The Hills: real-ity TV?

Sorry if I’m a bit behind in passing on this story, but apparently The Hills–MTV’s spinoff of Laguna Beach that follows rich young adults as they live (and work?) in LA’s Hollywood hills–has been facing a lot of controversy recently about whether or not it is really “reality” television. I know I know, it’d be a huge shocker to anyone who has ever watched Lauren’s glamorous life or observed Heidi and Spencer’s ridiculous relationship to find out it they were acting, but those are the rumors. Anyway, check out this interview from Best Week Ever with a guy who went on a date with Lauren in an episode earlier this season (it’s the guy she took to Brody’s beach house party); he was incredibly honest in the interview (about Lauren, Brody, and the show in general), it’s really interesting stuff. Lauren has never specifically responded to the interview (that I know of), but she did comment on the rumors that The Hills is scripted in Us Magazine (there is even a viewer poll on the question, “Do you think the show is real or fake?”).

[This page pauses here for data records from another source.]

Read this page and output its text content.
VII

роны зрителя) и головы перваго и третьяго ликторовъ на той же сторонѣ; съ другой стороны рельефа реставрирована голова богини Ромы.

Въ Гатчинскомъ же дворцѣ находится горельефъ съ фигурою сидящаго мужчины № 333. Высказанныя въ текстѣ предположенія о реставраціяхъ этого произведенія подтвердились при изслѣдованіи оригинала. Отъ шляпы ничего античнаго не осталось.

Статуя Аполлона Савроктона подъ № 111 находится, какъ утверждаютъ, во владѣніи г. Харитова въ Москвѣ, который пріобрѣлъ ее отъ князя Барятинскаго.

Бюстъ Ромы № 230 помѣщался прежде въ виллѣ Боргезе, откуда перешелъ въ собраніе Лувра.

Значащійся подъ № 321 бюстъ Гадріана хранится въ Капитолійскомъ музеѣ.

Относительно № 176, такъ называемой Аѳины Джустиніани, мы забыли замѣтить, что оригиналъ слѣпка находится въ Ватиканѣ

A lot of people watch shows like The Hills and its MTV counterpart Real World (the original reality show) and they’re not all teenagers. I watch both shows every week and so do several other people I know who are older than the shows characters, yet I think I watch them from a different perspective than most. To say I don’t view them as entertainment would be a lie, but I also watch them as a cultural or societal study; seeking to discover how the shows connect with viewers in real ways, as if watching an episode of The Hills has the ability to meet a person’s needs on some level or help them make sense of life and has a potentially scary way of shaping how we make meaning. If I am truthful, I cannot claim that watching these shows is always part of my social/cultural “experiment,” but I do like to think of it as homework for the masters degree I am currently pursuing in the areas of “Theology & Pop-Culture.” It’s from a theological perspective that I attempt to observe culture, and when considering shows like The Hills I am lead to ask several difficult questions, like, Why do we watch these shows? What is so fascinating about Lauren and her friend’s lives that we care so much if they are real or scripted? Are we jealous of how they’re living? Is it perhaps just some strange way for us to “experience” what it would be like to be young, rich and beautiful living in Hollywood? Why do I watch The Hills every week (with my roommate) and get so wrapped up in the story lines (e.g., why do I get so frustrated by Spencer?). These are all interesting questions and I’m not sure I have any answers, but shows like The Hills are very popular right now and even though it probably won’t be a show for very much longer, I’m sure it will be replaced by something else that will appeal to people in the same ways (MTV seems to know what it is that we are looking for and they give us just enough of it to keep us coming back for more every week).

For anyone who is interested, MTV is airing a two-hour special this Sunday (December 8 at 5:00pm central) called “Lauren Looks Back,” following Lauren from her high school days in Laguna as “LC” to her fashion career in Los Angeles today. My DVR is already set.